I’ve witnessed a growing trend lately: business pages are letting their promoted posts go unattended.
You may have seen this happening to other advertisers when you’re scrolling through your News Feed. A promoted post hangs there, with hundreds of people leaving comments, questions, to no avail–and then the conversation steers away from what the company tried to promote, to the fact that the company is not listening to its potential customers.
Are you set up to effectively reply to all the comments coming through your ads?
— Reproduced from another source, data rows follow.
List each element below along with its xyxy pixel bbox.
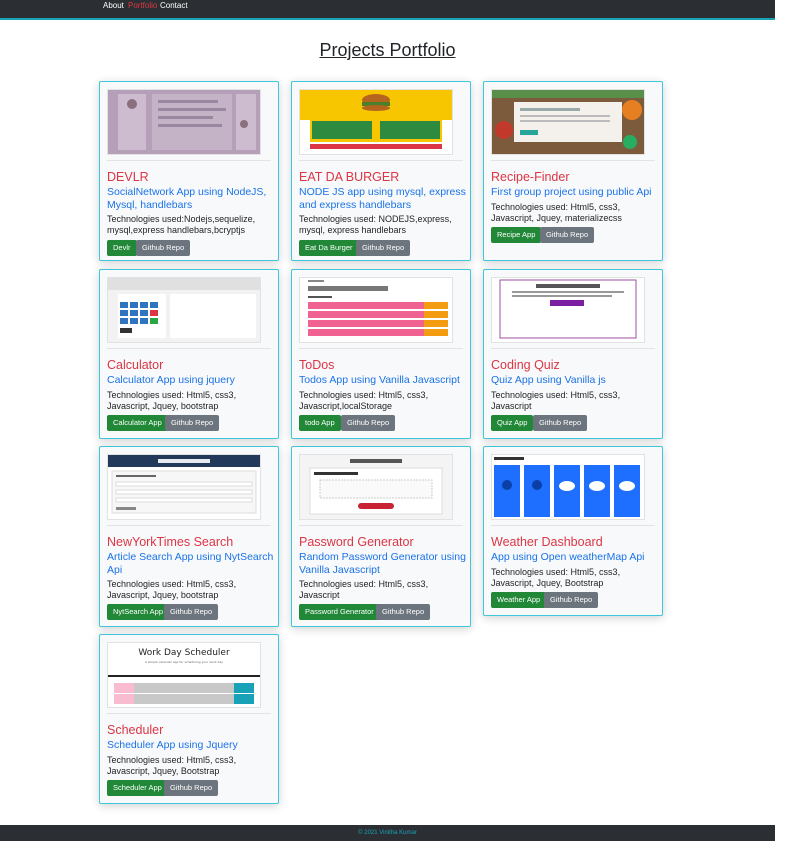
- project-subtitle: Quiz App using Vanilla js: [491, 374, 606, 386]
- project-subtitle: App using Open weatherMap Api: [491, 551, 645, 563]
- navbar: About Portfolio Contact: [0, 0, 775, 20]
- project-screenshot[interactable]: [491, 277, 645, 343]
- card-divider: [299, 525, 463, 526]
- card-divider: [107, 348, 271, 349]
- project-title: NewYorkTimes Search: [107, 535, 234, 549]
- nav-link-portfolio[interactable]: Portfolio: [128, 1, 157, 10]
- project-title: DEVLR: [107, 170, 149, 184]
- github-repo-button[interactable]: Github Repo: [164, 604, 219, 620]
- github-repo-button[interactable]: Github Repo: [544, 592, 599, 608]
- card-divider: [107, 713, 271, 714]
- project-card-nyt-search: NewYorkTimes Search Article Search App u…: [99, 446, 279, 627]
- project-title: Scheduler: [107, 723, 164, 737]
- github-repo-button[interactable]: Github Repo: [164, 780, 219, 796]
- project-technologies: Technologies used: Html5, css3, Javascri…: [491, 567, 621, 588]
- project-screenshot[interactable]: [299, 89, 453, 155]
- github-repo-button[interactable]: Github Repo: [356, 240, 411, 256]
- project-screenshot[interactable]: [491, 89, 645, 155]
- project-technologies: Technologies used: Html5, css3, Javascri…: [299, 579, 429, 600]
- nav-link-contact[interactable]: Contact: [160, 1, 188, 10]
- page-title: Projects Portfolio: [319, 40, 456, 60]
- card-divider: [107, 525, 271, 526]
- app-button[interactable]: Recipe App: [491, 227, 542, 243]
- project-title: Calculator: [107, 358, 164, 372]
- project-technologies: Technologies used: Html5, css3, Javascri…: [107, 579, 237, 600]
- project-subtitle: Random Password Generator using Vanilla …: [299, 551, 466, 576]
- card-divider: [299, 160, 463, 161]
- github-repo-button[interactable]: Github Repo: [540, 227, 595, 243]
- scheduler-thumb-caption: A simple calendar app for scheduling you…: [145, 660, 223, 664]
- project-screenshot[interactable]: [107, 277, 261, 343]
- card-divider: [299, 348, 463, 349]
- card-divider: [491, 348, 655, 349]
- github-repo-button[interactable]: Github Repo: [533, 415, 588, 431]
- app-button[interactable]: Eat Da Burger: [299, 240, 359, 256]
- project-screenshot[interactable]: [107, 89, 261, 155]
- app-button[interactable]: Weather App: [491, 592, 547, 608]
- app-button[interactable]: Scheduler App: [107, 780, 168, 796]
- project-technologies: Technologies used: Html5, css3, Javascri…: [491, 390, 621, 411]
- app-button[interactable]: Calculator App: [107, 415, 168, 431]
- project-title: Password Generator: [299, 535, 414, 549]
- project-screenshot[interactable]: [107, 454, 261, 520]
- project-subtitle: Article Search App using NytSearch Api: [107, 551, 274, 576]
- project-subtitle: Calculator App using jquery: [107, 374, 235, 386]
- app-button[interactable]: NytSearch App: [107, 604, 170, 620]
- project-card-scheduler: Work Day Scheduler A simple calendar app…: [99, 634, 279, 804]
- project-title: EAT DA BURGER: [299, 170, 400, 184]
- project-screenshot[interactable]: [299, 454, 453, 520]
- scheduler-thumb-heading: Work Day Scheduler: [138, 648, 230, 658]
- nav-link-about[interactable]: About: [103, 1, 124, 10]
- project-subtitle: NODE JS app using mysql, express and exp…: [299, 186, 466, 211]
- project-technologies: Technologies used: Html5, css3, Javascri…: [107, 755, 237, 776]
- footer-copyright: © 2021 Vinitha Kumar: [358, 830, 417, 836]
- project-technologies: Technologies used: NODEJS,express, mysql…: [299, 214, 452, 235]
- card-divider: [107, 160, 271, 161]
- project-title: Recipe-Finder: [491, 170, 570, 184]
- project-technologies: Technologies used: Html5, css3, Javascri…: [299, 390, 429, 411]
- project-card-calculator: Calculator Calculator App using jquery T…: [99, 269, 279, 439]
- project-title: Coding Quiz: [491, 358, 560, 372]
- project-technologies: Technologies used: Html5, css3, Javascri…: [107, 390, 237, 411]
- project-card-todos: ToDos Todos App using Vanilla Javascript…: [291, 269, 471, 439]
- github-repo-button[interactable]: Github Repo: [165, 415, 220, 431]
- project-title: ToDos: [299, 358, 335, 372]
- project-screenshot[interactable]: Work Day Scheduler A simple calendar app…: [107, 642, 261, 708]
- github-repo-button[interactable]: Github Repo: [341, 415, 396, 431]
- project-card-password-generator: Password Generator Random Password Gener…: [291, 446, 471, 627]
- app-button[interactable]: Devlr: [107, 240, 137, 256]
- app-button[interactable]: todo App: [299, 415, 341, 431]
- project-card-recipe-finder: Recipe-Finder First group project using …: [483, 81, 663, 261]
- project-card-weather-dashboard: Weather Dashboard App using Open weather…: [483, 446, 663, 616]
- card-divider: [491, 525, 655, 526]
- project-card-coding-quiz: Coding Quiz Quiz App using Vanilla js Te…: [483, 269, 663, 439]
- project-card-devlr: DEVLR SocialNetwork App using NodeJS, My…: [99, 81, 279, 261]
- project-screenshot[interactable]: [491, 454, 645, 520]
- project-screenshot[interactable]: [299, 277, 453, 343]
- project-subtitle: First group project using public Api: [491, 186, 652, 198]
- github-repo-button[interactable]: Github Repo: [376, 604, 431, 620]
- project-technologies: Technologies used:Nodejs,sequelize, mysq…: [107, 214, 256, 235]
- project-technologies: Technologies used: Html5, css3, Javascri…: [491, 202, 622, 223]
- footer: © 2021 Vinitha Kumar: [0, 825, 775, 841]
- project-card-eat-da-burger: EAT DA BURGER NODE JS app using mysql, e…: [291, 81, 471, 261]
- project-subtitle: Todos App using Vanilla Javascript: [299, 374, 460, 386]
- card-divider: [491, 160, 655, 161]
- project-subtitle: SocialNetwork App using NodeJS, Mysql, h…: [107, 186, 267, 211]
- project-title: Weather Dashboard: [491, 535, 603, 549]
- github-repo-button[interactable]: Github Repo: [136, 240, 191, 256]
- app-button[interactable]: Password Generator: [299, 604, 380, 620]
- app-button[interactable]: Quiz App: [491, 415, 534, 431]
- project-subtitle: Scheduler App using Jquery: [107, 739, 238, 751]
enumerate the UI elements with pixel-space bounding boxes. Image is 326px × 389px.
Something about my Facebook profile has clumped me into the custom audiences for those ingredient-delivery companies that have become popular these past couple of years. (You know, the startup subscription companies that send you a box of ingredients to make a gourmet meal–it’s a thing!) These have also been some of the most engaging ads I have seen lately in my News Feed. Curiosity piqued, Facebook users are jumping into the comments in these ads, sharing their experiences with the services, debating pricing.
But I haven’t stumbled on any instances on these ads where they have responded to their readers’ questions. There are even some guilty parties in the social media marketing business itself. After these ads have been running for a few days, the conversation becomes somewhat heated. People are left thinking, why is this company pushing its messaging onto me, then running away–why are they advertising to me on social media but not being social?
Not only does the value of each of these unattended ads plummet, but so can the company’s reputation. It’s extremely risky!
I think this is one of the biggest mistakes anyone advertising on Facebook can make–with one simple solution: Reply to the comments people leave on your Facebook ads.
Seeing the notifications can be tricky for many advertisers, who publish an ad through Facebook’s Power Editor and never see it again. There could be hundreds of potential customers asking questions on the posts.
When you are signed in as Facebook for Business, they might be lost somewhere in your Admin Panel’s red notifications.
If you are publishing dark posts, you have to go into Power Editor and click “View in News Feed” and click to find the permalink for each ad individually to see the post’s engagement. This is difficult and time-consuming–which explains why so many ads are going unchecked.
Here are three ways to ensure you’re set up for success when engaging fans on your promoted Facebook posts:
- Resolve on a strategy before you publish your Facebook ad
- Make sure you’ve got a birds-eye-view on your ads
- Filter your messages into one place
Resolve on an engagement strategy before posting ads
Is your messaging somewhat controversial? Anticipate any crises and nail down the language you want to use in your response. If people want to use the ad comments to discuss sensitive subjects–perhaps they’re asking about canceling a subscription–are you going to provide the answer in the comments, or link to a page with the answer? If people are ganging up on the company in regards to one topic, how can you effectively satiate their questions and also steer the conversation towards something more positive, perhaps with a new comment?
Get a bird’s-eye view of your ads
Whether you are a social media manager, a lead generation advertiser, or a community manager, make sure you and your entire team have a bird’s-eye-view on all the content you are promoting on social. Set up your team so that community managers known when ads will be deployed. Make sure there is a process in place so that the whole team has access to the notifications that are coming through, and make sure it is clear which team members are responsible for answering queries and engaging fans.
Filter your messages into one place
Shameless plug here, but Falcon is one of the only tools on the market that can do this. By having all your social networks connected in Engage, all your incoming comments and questions will appear in one place–filterable and arranged by priority. You can then can check off each answered comment as you go. Potential customers will be happy, newcomers to the thread will see your engagement, and the organic reach on your answers will start ticking higher and higher.
The need to address this issue speaks to a growing trend. Paid ads and social media customer service are intersecting quite fast. And it’s only going to be more important for the people who are running your social media marketing and the people engaging your communities to work hand-in-hand. Kill those silos, people, to stay agile and successfully get ahead in your social media marketing.